The association’s base membership is comprised of Natural oilseed processors who typically use conventional, expeller press crush methods to produce oil and meal .  Soybeans comprise about 60% of the world’s oilseed crop output, with soybean oil being consumed daily by virtually every American in products like margarine, shortening, salad and cooking oils.  The soybean meal is the most important source of protein for poultry and livestock.

In order for poultry and livestock to qualify as “non-GMO certified”, the animals cannot consume genetically modified soybean meal.  As more consumers are attracted to meats that are certified non-GMO, poultry and livestock producers have begun to raise non-GMO livestock.  Unfortunately, most of the non-GMO soybean meal is processed through the hexane extraction process favored by the Big Food producers.

“This doesn’t make any sense to the farmers, to the livestock producers, or even the retailers, many of whom aren’t aware of this practice,” said Schuett, who is NOCA’s first president and spokesperson.  “But the real victims here are the Natural Food consumers who put their trust in our labels, and there are no labelling laws that speak to the hexane processing.  This is an issue that threatens the credibility of the whole Natural Foods industry.”

While Schuett, who is the founder and president of American Natural Processors, Inc., will serve as the president, NOCA has announced that Patrick Conners will have day-to-day responsibility of managing the trade association as its Executive Director, headquartered in St. Louis.  Conners started his career as a journalist and has spent the past 20 years in various marketing and strategic management positions in various industries.

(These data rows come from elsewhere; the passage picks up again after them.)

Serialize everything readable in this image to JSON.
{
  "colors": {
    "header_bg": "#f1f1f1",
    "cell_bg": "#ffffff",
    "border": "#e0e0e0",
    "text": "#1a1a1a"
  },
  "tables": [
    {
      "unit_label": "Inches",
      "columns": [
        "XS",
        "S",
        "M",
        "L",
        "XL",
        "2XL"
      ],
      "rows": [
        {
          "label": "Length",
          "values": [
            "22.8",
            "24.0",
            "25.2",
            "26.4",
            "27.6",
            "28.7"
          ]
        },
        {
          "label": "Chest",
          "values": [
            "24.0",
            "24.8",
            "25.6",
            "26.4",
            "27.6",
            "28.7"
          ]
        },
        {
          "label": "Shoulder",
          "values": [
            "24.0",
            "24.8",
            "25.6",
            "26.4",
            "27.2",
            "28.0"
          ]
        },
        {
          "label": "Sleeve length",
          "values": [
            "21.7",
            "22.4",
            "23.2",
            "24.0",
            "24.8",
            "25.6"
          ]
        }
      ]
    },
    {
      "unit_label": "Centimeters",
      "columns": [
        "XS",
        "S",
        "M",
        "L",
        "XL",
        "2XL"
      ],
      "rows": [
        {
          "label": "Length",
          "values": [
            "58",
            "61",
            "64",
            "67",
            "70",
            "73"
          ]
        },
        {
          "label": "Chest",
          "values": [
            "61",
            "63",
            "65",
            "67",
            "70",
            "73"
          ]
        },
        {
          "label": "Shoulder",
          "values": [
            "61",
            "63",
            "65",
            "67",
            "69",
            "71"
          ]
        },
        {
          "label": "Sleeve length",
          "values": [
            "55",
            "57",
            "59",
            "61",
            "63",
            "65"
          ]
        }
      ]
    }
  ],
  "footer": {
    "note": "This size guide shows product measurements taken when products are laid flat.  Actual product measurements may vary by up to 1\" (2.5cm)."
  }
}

“This is a compelling cause because on one side you have these small natural crush operators – most of whom are on the cutting edge of sustainable agricultural practices, and who fit perfectly into the natural food supply chain,” Conners said.  “And on the other side you have Big Food.  Our objective is to bring transparency to the processing of oilseeds and give people a choice.  We think that if the retailers and consumers understand the difference, they will choose a Natural Crush process.”